Renault zieht den Schlussstrich: Nach dem Twingo ist mit Retro-Neuauflagen Schluss

D.Novikov

Renault will sein Museum nicht komplett elektrifizieren. Nach R5, R4 und dem kommenden Twingo schlägt die Marke eine neue Designrichtung ein.

Renault hat nicht vor, das gesamte Markenmuseum in eine Elektro-Modellpalette zu verwandeln. Nach R5 E-Tech, R4 E-Tech und dem kommenden Twingo E-Tech will die Marke die Retro-Welle stoppen und auf eine neue Designsprache umsteigen.
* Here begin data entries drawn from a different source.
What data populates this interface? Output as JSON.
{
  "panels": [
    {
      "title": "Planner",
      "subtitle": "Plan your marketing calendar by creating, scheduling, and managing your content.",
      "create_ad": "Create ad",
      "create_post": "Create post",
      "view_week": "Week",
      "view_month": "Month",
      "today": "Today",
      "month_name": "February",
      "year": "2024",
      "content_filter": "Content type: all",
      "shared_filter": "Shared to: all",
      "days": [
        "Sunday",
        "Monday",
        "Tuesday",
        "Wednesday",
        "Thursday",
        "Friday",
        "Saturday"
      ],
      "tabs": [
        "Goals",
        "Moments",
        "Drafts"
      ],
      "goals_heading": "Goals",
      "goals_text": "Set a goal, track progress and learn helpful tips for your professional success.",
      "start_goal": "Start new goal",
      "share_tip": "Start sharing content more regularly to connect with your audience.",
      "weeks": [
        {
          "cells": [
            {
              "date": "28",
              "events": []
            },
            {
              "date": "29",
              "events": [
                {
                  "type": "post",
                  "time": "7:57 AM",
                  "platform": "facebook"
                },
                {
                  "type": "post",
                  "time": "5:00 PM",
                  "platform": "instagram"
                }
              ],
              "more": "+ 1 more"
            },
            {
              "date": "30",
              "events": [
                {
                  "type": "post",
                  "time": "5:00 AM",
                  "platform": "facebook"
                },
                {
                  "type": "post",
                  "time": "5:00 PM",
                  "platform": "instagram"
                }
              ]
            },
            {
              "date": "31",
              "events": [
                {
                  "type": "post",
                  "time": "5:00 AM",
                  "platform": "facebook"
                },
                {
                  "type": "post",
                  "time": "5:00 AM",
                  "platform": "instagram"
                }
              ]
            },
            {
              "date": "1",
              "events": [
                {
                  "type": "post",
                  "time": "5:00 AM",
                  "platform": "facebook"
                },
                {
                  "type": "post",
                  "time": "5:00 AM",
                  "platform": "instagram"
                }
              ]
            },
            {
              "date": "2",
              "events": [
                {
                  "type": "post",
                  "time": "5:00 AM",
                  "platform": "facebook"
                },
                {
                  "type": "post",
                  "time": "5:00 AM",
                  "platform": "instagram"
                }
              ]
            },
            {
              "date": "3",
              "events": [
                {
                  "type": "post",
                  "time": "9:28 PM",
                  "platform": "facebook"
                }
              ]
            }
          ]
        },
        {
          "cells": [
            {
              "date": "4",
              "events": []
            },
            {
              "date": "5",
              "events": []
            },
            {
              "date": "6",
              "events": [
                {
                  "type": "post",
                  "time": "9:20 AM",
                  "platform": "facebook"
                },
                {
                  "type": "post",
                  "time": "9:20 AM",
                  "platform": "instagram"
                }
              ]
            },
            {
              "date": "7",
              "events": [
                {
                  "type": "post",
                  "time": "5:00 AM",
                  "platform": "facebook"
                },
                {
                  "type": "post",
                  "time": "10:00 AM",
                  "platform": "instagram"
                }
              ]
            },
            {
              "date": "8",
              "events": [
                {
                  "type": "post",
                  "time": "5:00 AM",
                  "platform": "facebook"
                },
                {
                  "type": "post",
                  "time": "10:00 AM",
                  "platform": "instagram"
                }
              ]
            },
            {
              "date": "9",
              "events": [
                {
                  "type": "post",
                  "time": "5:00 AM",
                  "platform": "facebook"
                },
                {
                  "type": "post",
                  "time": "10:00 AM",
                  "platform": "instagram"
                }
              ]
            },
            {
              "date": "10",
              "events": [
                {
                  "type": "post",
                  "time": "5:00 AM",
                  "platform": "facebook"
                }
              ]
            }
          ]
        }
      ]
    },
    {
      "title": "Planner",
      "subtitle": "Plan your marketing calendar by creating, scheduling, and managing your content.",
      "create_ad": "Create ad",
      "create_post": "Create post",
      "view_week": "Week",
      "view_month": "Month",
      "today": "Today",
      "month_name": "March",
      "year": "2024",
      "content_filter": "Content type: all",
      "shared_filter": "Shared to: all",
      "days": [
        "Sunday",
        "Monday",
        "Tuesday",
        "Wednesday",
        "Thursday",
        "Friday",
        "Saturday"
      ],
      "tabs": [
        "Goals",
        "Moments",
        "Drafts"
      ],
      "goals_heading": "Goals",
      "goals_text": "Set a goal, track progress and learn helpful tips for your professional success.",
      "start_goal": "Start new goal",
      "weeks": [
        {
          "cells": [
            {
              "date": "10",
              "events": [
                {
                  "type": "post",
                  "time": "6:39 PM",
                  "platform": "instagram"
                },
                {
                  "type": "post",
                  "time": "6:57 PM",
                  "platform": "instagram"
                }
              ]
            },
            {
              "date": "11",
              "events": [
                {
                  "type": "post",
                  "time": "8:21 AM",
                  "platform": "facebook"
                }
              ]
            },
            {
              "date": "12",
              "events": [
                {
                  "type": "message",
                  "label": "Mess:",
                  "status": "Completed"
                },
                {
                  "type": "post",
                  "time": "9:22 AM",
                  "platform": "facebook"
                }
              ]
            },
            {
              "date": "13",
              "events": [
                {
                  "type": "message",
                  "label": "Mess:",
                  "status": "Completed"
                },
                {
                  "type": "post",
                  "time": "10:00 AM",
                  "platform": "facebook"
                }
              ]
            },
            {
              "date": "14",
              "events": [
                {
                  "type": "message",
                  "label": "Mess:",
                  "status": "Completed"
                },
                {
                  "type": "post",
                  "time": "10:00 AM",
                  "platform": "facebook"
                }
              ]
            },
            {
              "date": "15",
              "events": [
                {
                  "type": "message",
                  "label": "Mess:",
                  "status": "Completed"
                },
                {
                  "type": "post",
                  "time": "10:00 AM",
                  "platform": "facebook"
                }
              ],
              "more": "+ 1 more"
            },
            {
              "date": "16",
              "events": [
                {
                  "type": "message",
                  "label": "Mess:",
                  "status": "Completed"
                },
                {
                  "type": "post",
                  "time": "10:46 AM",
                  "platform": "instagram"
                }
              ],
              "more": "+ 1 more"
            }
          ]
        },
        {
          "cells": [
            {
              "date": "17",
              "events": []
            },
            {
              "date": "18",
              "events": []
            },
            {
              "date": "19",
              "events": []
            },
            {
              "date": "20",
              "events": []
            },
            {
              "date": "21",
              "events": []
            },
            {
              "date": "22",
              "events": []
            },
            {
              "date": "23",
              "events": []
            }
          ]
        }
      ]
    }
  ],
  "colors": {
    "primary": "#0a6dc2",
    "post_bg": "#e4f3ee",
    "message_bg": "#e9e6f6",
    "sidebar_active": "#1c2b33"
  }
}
Die Formel hat funktioniert. Der Renault 5 brachte den Look eines kompakten Stadtflitzers der 1970er zurück, der Renault 4 wurde zum praktischeren Elektro-Crossover mit Anleihen am Original von 1961, und der Twingo soll an die Erinnerung an das erste Modell von 1992 anknüpfen. Alle drei nutzen Nostalgie nicht als Dekoration, sondern als Mittel, um sich in einem Meer austauschbarer Elektroautos schnell abzuheben.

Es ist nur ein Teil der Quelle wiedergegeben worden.